Note the fit-out capex (partitioning, access control, lighting, ventilation) is notin the asking price — it becomes a line in the model, recovered over the first 18–30 months. The “30 %+ net” figures circulating in the Spanish press are returns on that fit-out capex with a free building — they do not apply to a €405,000 acquisition basis.

Scenario 3 — Single-tenant commercial lease

The cleanest line: lease the whole volume to one operator — last-mile logistics, a maintenance or trade business, a tourism-supply hub, private infrastructure. Bulk basement comps in Torrevieja run €5.65–7 / m² / month — raw volume at the floor, access-controlled space toward the top.

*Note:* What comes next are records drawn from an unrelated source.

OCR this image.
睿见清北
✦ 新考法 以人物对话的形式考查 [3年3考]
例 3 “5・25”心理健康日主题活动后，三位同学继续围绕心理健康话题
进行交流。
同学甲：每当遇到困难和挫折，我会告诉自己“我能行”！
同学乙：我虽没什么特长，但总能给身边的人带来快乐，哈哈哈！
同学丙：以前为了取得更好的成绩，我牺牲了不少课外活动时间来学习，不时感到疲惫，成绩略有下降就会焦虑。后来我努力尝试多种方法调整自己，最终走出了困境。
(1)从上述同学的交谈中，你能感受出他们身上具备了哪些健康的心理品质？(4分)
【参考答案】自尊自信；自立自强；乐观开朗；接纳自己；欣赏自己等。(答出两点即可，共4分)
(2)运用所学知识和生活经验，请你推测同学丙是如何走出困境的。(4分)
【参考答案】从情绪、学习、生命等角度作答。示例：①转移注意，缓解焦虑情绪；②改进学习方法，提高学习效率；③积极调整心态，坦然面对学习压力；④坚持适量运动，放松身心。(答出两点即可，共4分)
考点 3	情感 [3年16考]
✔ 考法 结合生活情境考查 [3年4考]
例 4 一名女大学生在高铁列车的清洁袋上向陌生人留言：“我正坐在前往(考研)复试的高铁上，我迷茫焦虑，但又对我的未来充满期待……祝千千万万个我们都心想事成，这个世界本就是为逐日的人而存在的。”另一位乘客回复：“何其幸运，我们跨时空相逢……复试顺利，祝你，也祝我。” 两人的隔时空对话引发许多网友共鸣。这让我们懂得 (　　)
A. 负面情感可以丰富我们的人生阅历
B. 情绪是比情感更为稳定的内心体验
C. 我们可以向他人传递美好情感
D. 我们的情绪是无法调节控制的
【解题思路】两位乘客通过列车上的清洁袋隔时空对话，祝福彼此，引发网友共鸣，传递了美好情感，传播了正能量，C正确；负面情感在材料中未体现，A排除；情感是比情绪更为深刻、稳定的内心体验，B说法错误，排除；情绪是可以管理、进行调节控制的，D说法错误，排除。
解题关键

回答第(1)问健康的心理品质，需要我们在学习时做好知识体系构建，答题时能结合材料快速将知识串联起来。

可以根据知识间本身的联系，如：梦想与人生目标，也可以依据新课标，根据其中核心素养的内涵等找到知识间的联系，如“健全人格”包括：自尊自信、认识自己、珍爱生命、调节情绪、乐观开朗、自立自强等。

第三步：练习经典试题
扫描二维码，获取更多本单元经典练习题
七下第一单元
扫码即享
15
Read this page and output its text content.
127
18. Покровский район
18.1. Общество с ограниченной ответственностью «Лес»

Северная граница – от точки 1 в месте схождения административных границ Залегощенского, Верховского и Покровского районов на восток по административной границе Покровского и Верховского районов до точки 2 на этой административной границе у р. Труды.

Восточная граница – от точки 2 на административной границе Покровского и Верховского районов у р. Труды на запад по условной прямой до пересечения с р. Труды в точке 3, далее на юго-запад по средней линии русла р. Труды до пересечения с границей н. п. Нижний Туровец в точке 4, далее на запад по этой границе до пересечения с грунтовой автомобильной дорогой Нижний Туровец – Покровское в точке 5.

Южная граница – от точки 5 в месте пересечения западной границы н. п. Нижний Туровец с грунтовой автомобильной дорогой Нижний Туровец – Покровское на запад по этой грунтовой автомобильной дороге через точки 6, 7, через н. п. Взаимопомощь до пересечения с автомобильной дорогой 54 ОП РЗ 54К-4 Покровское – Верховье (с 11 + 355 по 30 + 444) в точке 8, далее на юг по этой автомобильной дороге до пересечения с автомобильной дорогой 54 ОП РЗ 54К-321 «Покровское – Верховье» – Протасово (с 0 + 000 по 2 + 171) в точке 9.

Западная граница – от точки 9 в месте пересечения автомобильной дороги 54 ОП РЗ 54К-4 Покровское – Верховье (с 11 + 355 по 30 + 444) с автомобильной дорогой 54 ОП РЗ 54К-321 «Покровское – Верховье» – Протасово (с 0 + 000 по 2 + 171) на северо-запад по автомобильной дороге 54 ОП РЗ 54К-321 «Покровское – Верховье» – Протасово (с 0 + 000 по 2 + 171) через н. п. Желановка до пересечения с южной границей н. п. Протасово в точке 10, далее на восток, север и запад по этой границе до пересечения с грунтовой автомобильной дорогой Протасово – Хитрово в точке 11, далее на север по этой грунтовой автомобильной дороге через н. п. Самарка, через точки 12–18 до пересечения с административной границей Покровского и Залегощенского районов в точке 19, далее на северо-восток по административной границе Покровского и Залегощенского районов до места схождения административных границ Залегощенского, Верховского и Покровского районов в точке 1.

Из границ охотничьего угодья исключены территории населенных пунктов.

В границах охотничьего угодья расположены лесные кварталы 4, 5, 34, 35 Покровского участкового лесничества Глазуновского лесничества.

  • Realistic working rent ≈ €2,250 – €2,500 / month (€27,000 – €30,000 / year) → ≈ 6.7 – 7.4 % gross. The brochure’s €3,500 / month is an optimistic ceiling, only justifiable fitted-out or sub-divided.
  • Spanish commercial leases are commonly triple-net — the tenant carries IBI, community and insurance — so landlord-retained opex is low (~6 % NNN, ~15 % gross-lite). Net pre-tax ≈ €24,300 – €26,700 ≈ 6.0 – 6.6 % net.
  • On these numbers this is the best risk-adjusted model — least management, lowest opex. The single risk that matters is vacancy: one tenant means binary 0 %/100 % occupancy, so the vacancy allowance is the line we stress hardest.

How the group runs the file

One coordinated file across the three brands: Costa Larga sourced and audited the asset, Sarah Katerina runs the legal, fiscal and acquisition side (due diligence, tax-efficient structuring, secure transmission, closing), and VITA Host operates the income model once it’s live. The asset’s clean legal status — free of charges, fees current — means it can transfer quickly.

What we still verify together

  • Urban classification and the community-of-owners position on converting the basement to parking, storage or commercial use — non-negotiable before the arras.
  • The fit-out and licensing path for Scenarios 1 and 2, and the capex line that goes with each — neither is in the asking price.
  • Your acquisition vehicle (personal name vs. Spanish SL) and tax residence — non-resident income tax (24 % non-EU / 19 % EU on net) materially shifts the after-tax figure on every scenario above.